Seine Anwältin Regina Rick sammelt Geld, gibt damit neue Gutachten in Auftrag. Und die erklären alles ganz anders: Mit großer Wahrscheinlichkeit sei die Seniorin selbst in ihre volle Badewanne gestürzt, sagen sie. „Dass Privatleute für die Fehler so einer Justiz geradestehen müssen, das ist doch ein Unding. Da haben Schüler 30 Euro von ihrem Taschengeld sich abgeknapst um diese Gutachten bezahlen zu können“, erklärt Rick am Freitag. Mit Erfolg.

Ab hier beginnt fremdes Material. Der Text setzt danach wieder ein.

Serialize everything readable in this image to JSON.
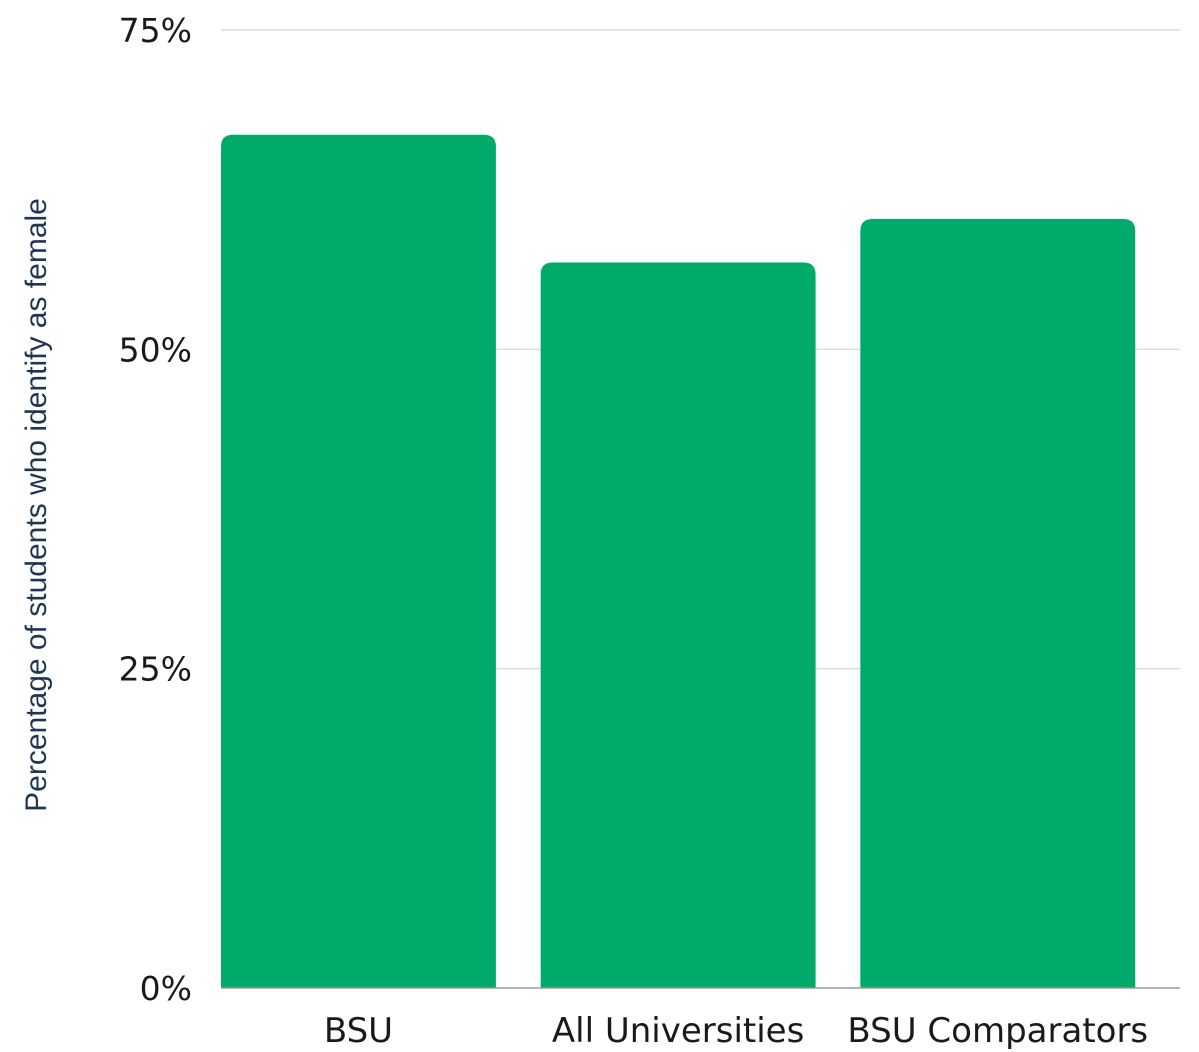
{
  "chart_data": {
    "type": "bar",
    "categories": [
      "BSU",
      "All Universities",
      "BSU Comparators"
    ],
    "values": [
      66.8,
      56.8,
      60.2
    ],
    "ylabel": "Percentage of students who identify as female",
    "xlabel": "",
    "ylim": [
      0,
      75
    ],
    "yticks": [
      0,
      25,
      50,
      75
    ],
    "ytick_labels": [
      "0%",
      "25%",
      "50%",
      "75%"
    ],
    "grid": true,
    "bar_color": "#00ab6a"
  }
}
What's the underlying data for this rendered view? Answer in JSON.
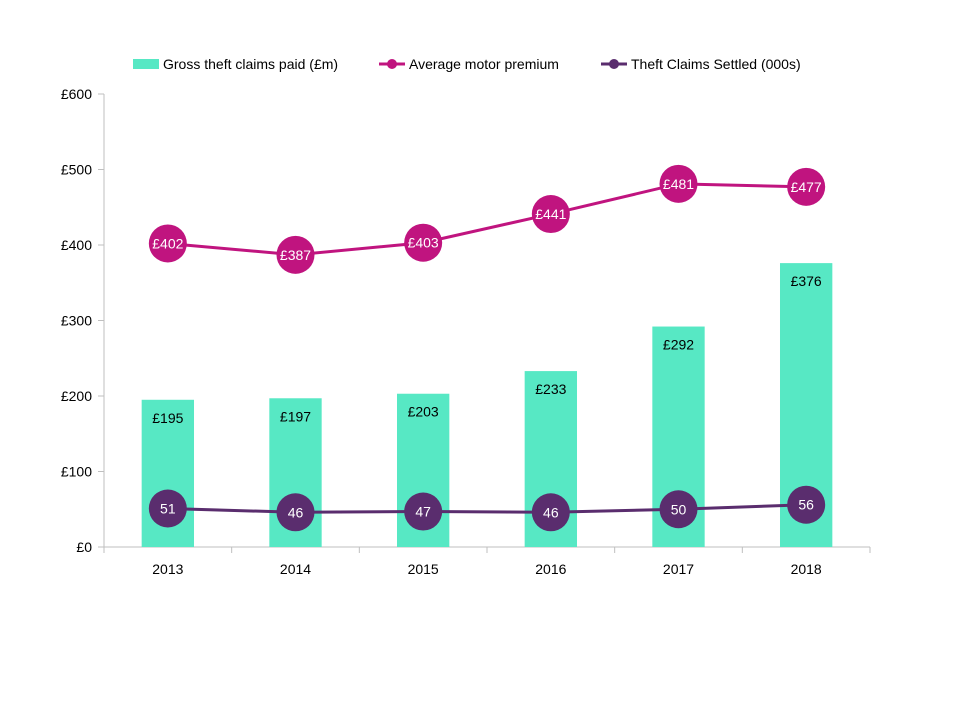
{
  "chart_data": {
    "type": "bar",
    "categories": [
      "2013",
      "2014",
      "2015",
      "2016",
      "2017",
      "2018"
    ],
    "series": [
      {
        "name": "Gross theft claims paid (£m)",
        "type": "bar",
        "values": [
          195,
          197,
          203,
          233,
          292,
          376
        ],
        "labels": [
          "£195",
          "£197",
          "£203",
          "£233",
          "£292",
          "£376"
        ],
        "color": "#57E8C4"
      },
      {
        "name": "Average motor premium",
        "type": "line",
        "values": [
          402,
          387,
          403,
          441,
          481,
          477
        ],
        "labels": [
          "£402",
          "£387",
          "£403",
          "£441",
          "£481",
          "£477"
        ],
        "color": "#C0147F"
      },
      {
        "name": "Theft Claims Settled (000s)",
        "type": "line",
        "values": [
          51,
          46,
          47,
          46,
          50,
          56
        ],
        "labels": [
          "51",
          "46",
          "47",
          "46",
          "50",
          "56"
        ],
        "color": "#5A2D6E"
      }
    ],
    "yticks": [
      "£0",
      "£100",
      "£200",
      "£300",
      "£400",
      "£500",
      "£600"
    ],
    "ylim": [
      0,
      600
    ],
    "title": "",
    "xlabel": "",
    "ylabel": "",
    "grid": false,
    "legend_position": "top"
  }
}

Denn der Tatablauf hat sich nach Ansicht des Gerichts nicht bestätigt. Die alte Dame neigte zu Stürzen, so die Richterin. Für sie steht fest: Die Frau ist durch einen Unfall ums Leben gekommen! „Es gibt keine Anhaltspunkte für ein Tötungsdelikt“ sagte sie.

„Hat überhaupt eine Tat stattgefunden?“

Manfred Genditzki saß 4.915 Tage zu Unrecht in Haft. „Das ist eine Tragödie, die sich kaum in Worte fassen lasst“, so Gerichtssprecher Laurent Lafleur.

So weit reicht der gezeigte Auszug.